Kemampuan cacing untuk memproses plastik menunjukkan bahwa plastik sangat efisien dipecah di saluran pencernaan makhluk itu. Mereka pada dasarnya seperti mesin pemakan
BARISAN.CO – Sejak ditemukannya material plastik tahun 1869 oleh John Wesley Hyatt banyak perubahan drastis dalam kehidupan manusia. Banyak manfaat yang didapat dari keberadaannya, baik sebagai kemasan maupun peralatan penunjang kebutuhan hidup lainnya bahkan dalam kebutuhan Teknik sipil juga membutuhkan material plastik.
Revolusi kemasan barang berjalan dengan pesatnya, hampir semua kemasan bahkan hingga kini menggunakan bahan plastik karena selain harganya yang terjangkau juga lebih fleskibel ketika digunakan dibanding bahan kemasan lain.
Begitu masifnya penggunaan bahan plastik dalam kehidupan manusia. Setiap tahunnya, sekitar 80 juta ton plastik polietilen diproduksi di seluruh dunia. Plastik tersebut digunakan untuk membuat tas belanja dan pembungkus makanan.
Setelah berjalan ratusan tahun, masalah pun muncul.
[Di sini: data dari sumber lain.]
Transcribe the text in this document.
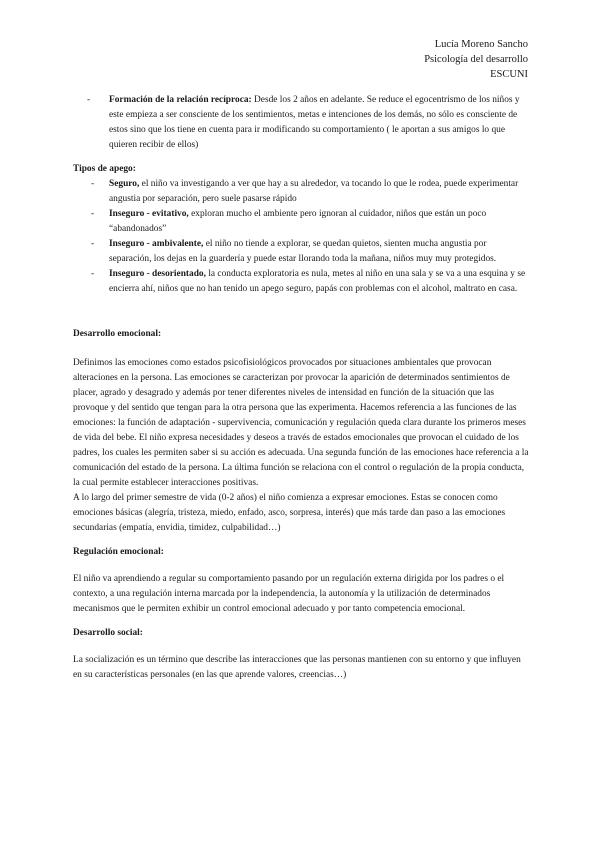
Lucía Moreno Sancho
Psicología del desarrollo
ESCUNI
- Formación de la relación recíproca: Desde los 2 años en adelante. Se reduce el egocentrismo de los niños y este empieza a ser consciente de los sentimientos, metas e intenciones de los demás, no sólo es consciente de estos sino que los tiene en cuenta para ir modificando su comportamiento ( le aportan a sus amigos lo que quieren recibir de ellos)

Tipos de apego:

- Seguro, el niño va investigando a ver que hay a su alrededor, va tocando lo que le rodea, puede experimentar angustia por separación, pero suele pasarse rápido
- Inseguro - evitativo, exploran mucho el ambiente pero ignoran al cuidador, niños que están un poco “abandonados”
- Inseguro - ambivalente, el niño no tiende a explorar, se quedan quietos, sienten mucha angustia por separación, los dejas en la guardería y puede estar llorando toda la mañana, niños muy muy protegidos.
- Inseguro - desorientado, la conducta exploratoria es nula, metes al niño en una sala y se va a una esquina y se encierra ahí, niños que no han tenido un apego seguro, papás con problemas con el alcohol, maltrato en casa.

Desarrollo emocional:

Definimos las emociones como estados psicofisiológicos provocados por situaciones ambientales que provocan alteraciones en la persona. Las emociones se caracterizan por provocar la aparición de determinados sentimientos de placer, agrado y desagrado y además por tener diferentes niveles de intensidad en función de la situación que las provoque y del sentido que tengan para la otra persona que las experimenta. Hacemos referencia a las funciones de las emociones: la función de adaptación - supervivencia, comunicación y regulación queda clara durante los primeros meses de vida del bebe. El niño expresa necesidades y deseos a través de estados emocionales que provocan el cuidado de los padres, los cuales les permiten saber si su acción es adecuada. Una segunda función de las emociones hace referencia a la comunicación del estado de la persona. La última función se relaciona con el control o regulación de la propia conducta, la cual permite establecer interacciones positivas.

A lo largo del primer semestre de vida (0-2 años) el niño comienza a expresar emociones. Estas se conocen como emociones básicas (alegría, tristeza, miedo, enfado, asco, sorpresa, interés) que más tarde dan paso a las emociones secundarias (empatía, envidia, timidez, culpabilidad…)

Regulación emocional:

El niño va aprendiendo a regular su comportamiento pasando por un regulación externa dirigida por los padres o el contexto, a una regulación interna marcada por la independencia, la autonomía y la utilización de determinados mecanismos que le permiten exhibir un control emocional adecuado y por tanto competencia emocional.

Desarrollo social:

La socialización es un término que describe las interacciones que las personas mantienen con su entorno y que influyen en su características personales (en las que aprende valores, creencias…)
Plastik menjadi sampah yang mengancam kelangsungan mahluk hidup, baik yang ada di darat maupun di lautan. Pencemaran yang ditimbulkannya sebab sangat sulit diurai oleh jasad renik (butuh ratusan tahun) mengakibatkan permasalahan serius bagi tanah, pemicu banjir sebab kebiasaan buang sampah sembarangan.
Tercatat banjir bisa melumpuhkan ekonomi masyarakat. Belum ekosistem laut yang terganggu akibat sampah plastik yang ikut berkeliaran ratusan ton jumlahnya. Ini jelas kerugian besar bagi kehidupan.
Revolusi daur ulang
Tapi seekor ulat yang dapat memakan kantong plastik bisa menjadi pemegang kunci untuk menangani polusi plastik.
Peneliti di Cambridge Univeristy pada tahun 2017 lalu telah menemukan bahwa larva ngengat yang memakan kandungan lilin di sarang lebah, juga dapat mengurai plastik.
Berdasarkan percobaan, ulat tersebut dapat memecah ikatan kimia plastik dengan cara yang sama saat mereka mencerna lilin lebah. Ulat ngengat Galleria mellonella itu, dapat menghasilkan lubang di kantong plastik kurang dari satu jam. “Ulat tersebut akan menjadi titik awal,” ujar ahli biokimia di University of Cambridge, Dr. Paolo Bombelli, yang merupakan salah satu peneliti studi tersebut seperti dikutip dari BBC.
Pada penelitian selanjutnya di tahun 2022 kemarin ilmuwan di University of Queensland Australia menjelaskan bahwa enzim usus mereka memunculkan harapan untuk pengembangan teknologi daur ulang plastik yang lebih canggih.
Chris Rinke, pemimpin penelitian, mengungkapkan bahwa waxworm kecil dan ulat hongkong (mealworm) memiliki rekam jejak yang baik dalam memakan plastik.
“Kemampuan cacing untuk memproses plastik menunjukkan bahwa plastik sangat efisien dipecah di saluran pencernaan makhluk itu. Mereka pada dasarnya seperti mesin pemakan,” kata Rinke sebagaimana dilansir Scientific American.
Kita masih belum sadar kalau pemalas
Penemuan ini tentu menjadi harapan besar bagi kelangsungan kehidupan di dunia ini. Kedepan penelitian lebih lanjut akan terus dilakukan untuk penyelesaian masalah pencemaran akibat sampah plastik.
Namun tanpa disadari bahwa semua ini awal mulanya sebab karena kemalasan kita sendiri. Ya, kita malas untuk buang sampah pada tempatnya.
Akibat dari perilaku tersebut persis seperti yang telah dijelaskan di muka. Artinya kerusakan lingkungan tersebut bukan salah plastik, sebab ia hanyalah objek dan kitalah subjeknya. Jadi seyogyanya kitalah yang patut disalahkan. Maka perubahan perilaku itu jauh lebih penting ketimbang ulat super tersebut. Secanggih apapun penemuannya, bila pangkal permasalahan tidak diselesaian akan mustahil teratasi.
Padahal kampanye buang sampah pada tempatnya tidak kurang digalakkan dari dulu. Bahkan beberapa kota pemerintahnya sampai ekstrim membuat kebijakan dengan ancaman hukuman denda. Itu pun masih belum jera. Nampaknya perbuatan malas bin abai ini sudah akut di masyarakat kita.